Phishing Techniques: The 2016 Refresher Course

A common threat to your pc security is phishing. It may sound rather familiar as it’s been around for quite some time. BUT that is exactly the reason why you should be wary of it. Phishing is one of the more enduring ways in which scoundrels will aim to breach your cyber security. For the purpose of providing a more modern understanding of the phishing scam, this article discusses how it is now perpetrated with the technological developments we’ve enjoyed in the past years.

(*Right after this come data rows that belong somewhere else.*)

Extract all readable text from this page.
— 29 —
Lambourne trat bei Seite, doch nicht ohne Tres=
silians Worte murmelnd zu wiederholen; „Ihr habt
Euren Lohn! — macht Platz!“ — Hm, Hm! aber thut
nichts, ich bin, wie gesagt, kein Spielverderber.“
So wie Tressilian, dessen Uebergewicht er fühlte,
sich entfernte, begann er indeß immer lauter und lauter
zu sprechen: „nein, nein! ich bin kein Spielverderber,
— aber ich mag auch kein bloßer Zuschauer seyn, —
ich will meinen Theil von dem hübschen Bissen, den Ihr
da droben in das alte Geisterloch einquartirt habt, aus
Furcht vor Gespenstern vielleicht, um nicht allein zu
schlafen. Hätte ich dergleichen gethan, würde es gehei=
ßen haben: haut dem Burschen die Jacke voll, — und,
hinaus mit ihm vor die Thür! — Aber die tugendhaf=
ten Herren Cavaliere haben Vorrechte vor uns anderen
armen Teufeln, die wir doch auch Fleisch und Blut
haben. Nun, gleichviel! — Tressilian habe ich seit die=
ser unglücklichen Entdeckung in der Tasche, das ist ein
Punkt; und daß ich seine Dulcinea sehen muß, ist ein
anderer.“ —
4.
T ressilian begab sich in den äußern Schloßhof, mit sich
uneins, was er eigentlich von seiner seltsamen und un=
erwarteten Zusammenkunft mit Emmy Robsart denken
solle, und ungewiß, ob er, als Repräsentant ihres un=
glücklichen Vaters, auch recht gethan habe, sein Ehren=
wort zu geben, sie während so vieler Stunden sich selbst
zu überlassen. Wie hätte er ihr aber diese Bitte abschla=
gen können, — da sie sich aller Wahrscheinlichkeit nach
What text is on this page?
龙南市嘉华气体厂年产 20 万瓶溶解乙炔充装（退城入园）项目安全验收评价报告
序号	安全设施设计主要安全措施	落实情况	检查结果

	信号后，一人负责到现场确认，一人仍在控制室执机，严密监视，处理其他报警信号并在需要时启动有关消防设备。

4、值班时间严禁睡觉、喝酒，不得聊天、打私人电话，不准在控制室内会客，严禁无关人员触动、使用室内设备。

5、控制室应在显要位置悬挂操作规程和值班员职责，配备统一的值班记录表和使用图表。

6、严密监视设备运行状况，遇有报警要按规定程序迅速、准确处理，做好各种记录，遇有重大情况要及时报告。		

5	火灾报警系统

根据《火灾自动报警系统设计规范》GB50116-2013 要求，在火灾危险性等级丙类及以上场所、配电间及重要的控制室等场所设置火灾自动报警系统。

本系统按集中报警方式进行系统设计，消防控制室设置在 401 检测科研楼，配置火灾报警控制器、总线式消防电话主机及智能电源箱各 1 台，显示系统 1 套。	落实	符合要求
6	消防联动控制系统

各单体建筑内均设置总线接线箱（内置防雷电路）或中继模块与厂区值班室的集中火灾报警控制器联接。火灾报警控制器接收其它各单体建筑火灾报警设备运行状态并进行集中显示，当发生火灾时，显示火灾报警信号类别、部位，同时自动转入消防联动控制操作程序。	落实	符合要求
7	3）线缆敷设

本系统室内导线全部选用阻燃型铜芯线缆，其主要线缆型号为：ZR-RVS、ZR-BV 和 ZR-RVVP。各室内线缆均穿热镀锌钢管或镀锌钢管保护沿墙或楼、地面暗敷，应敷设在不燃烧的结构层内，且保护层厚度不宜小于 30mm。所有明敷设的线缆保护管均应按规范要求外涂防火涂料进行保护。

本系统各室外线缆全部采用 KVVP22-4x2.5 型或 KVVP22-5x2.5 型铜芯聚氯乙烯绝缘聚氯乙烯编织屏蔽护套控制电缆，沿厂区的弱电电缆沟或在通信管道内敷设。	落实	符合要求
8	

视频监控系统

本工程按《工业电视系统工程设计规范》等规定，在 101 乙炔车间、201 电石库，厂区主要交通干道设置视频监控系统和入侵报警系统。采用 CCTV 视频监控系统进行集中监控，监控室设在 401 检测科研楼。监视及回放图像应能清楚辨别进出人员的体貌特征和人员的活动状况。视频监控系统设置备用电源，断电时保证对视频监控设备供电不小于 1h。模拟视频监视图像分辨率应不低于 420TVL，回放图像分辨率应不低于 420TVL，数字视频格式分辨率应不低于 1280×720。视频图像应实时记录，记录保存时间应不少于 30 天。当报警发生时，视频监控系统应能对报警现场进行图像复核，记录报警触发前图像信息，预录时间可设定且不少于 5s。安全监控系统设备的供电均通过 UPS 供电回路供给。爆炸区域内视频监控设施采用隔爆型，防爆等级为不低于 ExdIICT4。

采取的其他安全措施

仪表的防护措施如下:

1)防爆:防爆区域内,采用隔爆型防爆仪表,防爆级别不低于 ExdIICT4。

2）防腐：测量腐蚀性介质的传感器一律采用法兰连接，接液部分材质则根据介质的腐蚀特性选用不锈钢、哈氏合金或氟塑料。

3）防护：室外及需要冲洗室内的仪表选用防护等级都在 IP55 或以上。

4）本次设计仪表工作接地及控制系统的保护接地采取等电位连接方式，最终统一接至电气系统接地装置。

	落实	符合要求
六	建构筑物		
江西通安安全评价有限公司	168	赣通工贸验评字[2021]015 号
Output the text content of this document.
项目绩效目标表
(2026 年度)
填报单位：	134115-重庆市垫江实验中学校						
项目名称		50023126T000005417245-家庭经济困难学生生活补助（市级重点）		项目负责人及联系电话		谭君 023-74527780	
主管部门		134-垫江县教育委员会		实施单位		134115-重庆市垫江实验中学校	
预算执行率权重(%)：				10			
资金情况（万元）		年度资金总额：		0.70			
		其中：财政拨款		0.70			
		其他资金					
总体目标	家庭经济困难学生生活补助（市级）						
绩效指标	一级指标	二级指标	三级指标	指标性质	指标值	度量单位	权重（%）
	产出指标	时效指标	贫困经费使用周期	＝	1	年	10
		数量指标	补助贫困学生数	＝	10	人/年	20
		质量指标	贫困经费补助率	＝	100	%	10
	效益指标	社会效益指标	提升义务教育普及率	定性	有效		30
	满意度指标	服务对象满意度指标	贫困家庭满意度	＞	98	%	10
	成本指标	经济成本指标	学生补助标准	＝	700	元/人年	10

To clarify, phishing is the method where in your personal information is stolen through spam or other deceptive means. A cause of concern for this scam is that it evolves with the technology available. In order to effectively secure your information from internet phishing, it is important to have an updated knowledge of anti-phishing techniques.

Emails

When email was launched, it was to be the main way in which malware could be injected into a user’s system. This malware is usually attached to spam emails—once you click any links or any files within that email, the malware starts operating.

Search Engines

Who doesn’t use Google’s search engine nowadays, right? So it was inevitable that phishing scams would take this route as well. The scams works by directing the user to product sites that offer deals that seem too good to be true (and it is!). The less savvy pc owner may end up trying to buy a product and enter their credit card details which are the main target of the phishing sites. It is crucial for users to understand that there are fake bank websites that are tailored to look like the sites of reputable banks. These fake sites offer credit cards or loans at a very low rate so it’s important to be discerning of the sites you visit through search engine results.

Social Media Pop-ups

Whenever you access your social media pages, it is important that you keep track of which window or tab you are using. Phishing scams have evolved to the point that they can mimic your social media page quite convincingly but are in fact a pop-up or a different page entirely. If you try to interact with any of the icons of the pop-up, it’ll tell you that you have a new friend request or that you’ve been logged out and will need to sign back in. If you do, this will give phishers more information with which they can try to steal your identity.

Instant Messaging

With so many apps that feature a way to connect with strangers, it’s not unusual to get a message from a stranger who’s hoping to connect. So, phishing has evolved to incorporate even this seemingly innocuous exchange. You’re more than likely to get a message from a program, called bots, masquerading as a person and will likely send you the usual lines like “hello”. Once you engage or reply, you will receive a few odd lines and will eventually be directed to a link. Once you click it, a program will start and will infiltrate your profile and log your details like usernames and passwords which can be used to access other accounts.